I like this book a fair amount. It's an overview of the bees of the world, with good no nonsense information about miners, masons, carpenters, and so on as well as the more social bees. I especially loved their effective use of diagrams for the shapes of various bees' nests.The thing I didn't like was their intrusive and oftentimes nonsensical (and certainly slavish) adherence to the nonsensical notion that the natural world is based on strict competition. They bend over backwards to try to show that the activities of all bees are based on competition, and they strain to use crazy metaphors to support this view. Instead of perceiving bees and flowers as a wonderful example of the way that different members of natural communities work together for the benefit of the larger community, they actually resort to citing Adam Smith and The Wealth of Nations as bee/plant interactions being a form of selfish capitalism!!![.] It's nonsense.One other problem, and this is one reason I hate science. I'll just give a quote.

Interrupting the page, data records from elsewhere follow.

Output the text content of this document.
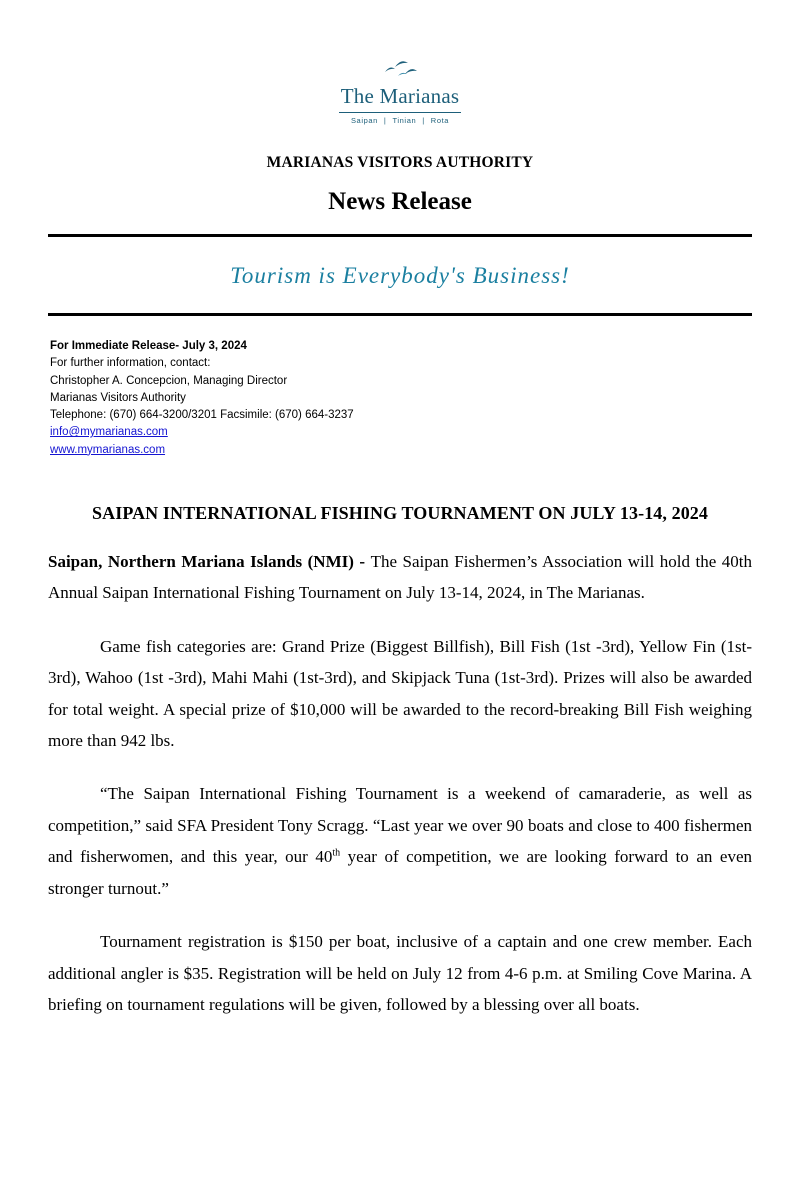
The Marianas
Saipan | Tinian | Rota
MARIANAS VISITORS AUTHORITY
News Release
Tourism is Everybody's Business!
For Immediate Release- July 3, 2024
For further information, contact:
Christopher A. Concepcion, Managing Director
Marianas Visitors Authority
Telephone: (670) 664-3200/3201 Facsimile: (670) 664-3237
info@mymarianas.com
www.mymarianas.com
SAIPAN INTERNATIONAL FISHING TOURNAMENT ON JULY 13-14, 2024

Saipan, Northern Mariana Islands (NMI) - The Saipan Fishermen’s Association will hold the 40th Annual Saipan International Fishing Tournament on July 13-14, 2024, in The Marianas.

Game fish categories are: Grand Prize (Biggest Billfish), Bill Fish (1st -3rd), Yellow Fin (1st-3rd), Wahoo (1st -3rd), Mahi Mahi (1st-3rd), and Skipjack Tuna (1st-3rd). Prizes will also be awarded for total weight. A special prize of $10,000 will be awarded to the record-breaking Bill Fish weighing more than 942 lbs.

“The Saipan International Fishing Tournament is a weekend of camaraderie, as well as competition,” said SFA President Tony Scragg. “Last year we over 90 boats and close to 400 fishermen and fisherwomen, and this year, our 40th year of competition, we are looking forward to an even stronger turnout.”

Tournament registration is $150 per boat, inclusive of a captain and one crew member. Each additional angler is $35. Registration will be held on July 12 from 4-6 p.m. at Smiling Cove Marina. A briefing on tournament regulations will be given, followed by a blessing over all boats.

Speaking of a bee being driven to extinction by logging, they say, "Recent reports of forestry activities on Bacan give rise to concern that the bee might become extinct before yielding up the secrets of its biology." If the authors weren't "free market scientists" they would be ashamed of this statement. It implies: Who cares if the creature goes extinct for its own sake? We just need to mine the knowledge before it does.Once again, all this said, the book does provide some good information.